Comme vous pouvez le constater, les problèmes sont multiples. Prétendre y remédier en un an ou en deux ans n’est pas sérieux. Une telle rapidité est la promesse d’un débat qui va s’envenimer, les uns et les autres étant front contre front. Certains ne manqueront pas d’invoquer le respect des libertés individuelles ; d’autres y trouveront l’occasion de demander l’extension de la centrale des crédits aux bailleurs de fonds, voire aux fournisseurs d’énergie, d’électricité par exemple, dépassant ainsi le champ initialement limité aux particuliers et à la notion de crédit.

En ce qui concerne les statistiques, l’exemple est trop court.
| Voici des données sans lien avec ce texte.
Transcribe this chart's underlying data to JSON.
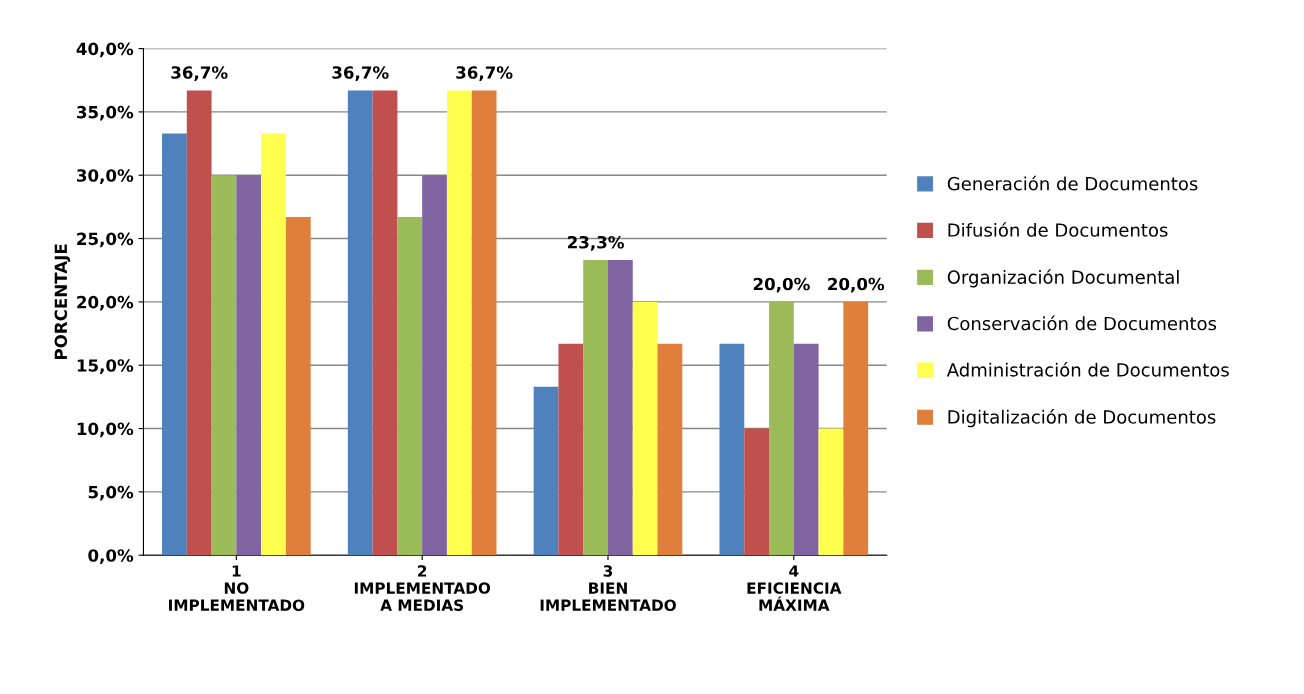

On a pris le modèle belge, mais il en existe beaucoup d’autres en Europe. Il faut savoir qu’il existe des fichiers positifs en Allemagne, en Italie, en Espagne et dans la majorité des pays européens.

Nous avons privilégié le modèle belge parce c’est celui qui nous paraissait le plus sûr, celui qui semblait le mieux correspondre à notre volonté de faire en sorte que la puissance publique garde la maîtrise de ce fichier, même si cela présente quelques inconvénients par ailleurs.

Depuis que j’ai été nommé rapporteur, j’ai suivi un cheminement assez long, mais sans pouvoir encore aboutir à une conviction fermement établie.

La commission a souhaité inscrire le principe de la création d’un fichier positif dans la loi : c’est fait. Je suis persuadé que la réduction des délais irait à l’encontre des ambitions de ceux qui sont convaincus de l’utilité de cet outil. N’étant, pour ma part, pas entièrement convaincu, j’ai presque envie de dire « Chiche » ! Mais, franchement, un an, ce n’est pas suffisant, et deux ans, ce n’est pas raisonnable.

N’oublions pas qu’il s’agit de créer une base de données qui concernera au minimum 15 millions de Français, et même jusqu’à 34 millions, si l’on inclut les nouveaux produits financiers tels que les cartes bancaires. C’est une lourde responsabilité, et elle justifie le délai prévu par la commission spéciale.

Au surplus, madame Bricq, monsieur Biwer, aucun des engagements précédemment évoqués n’a eu de traduction législative, alors que le principe de la création d’une centrale des crédits figurera dans la future loi. C’est une avancée importante que je vous demande de reconnaître.

Monsieur Biwer, le délai d’un an n’est vraiment pas raisonnable.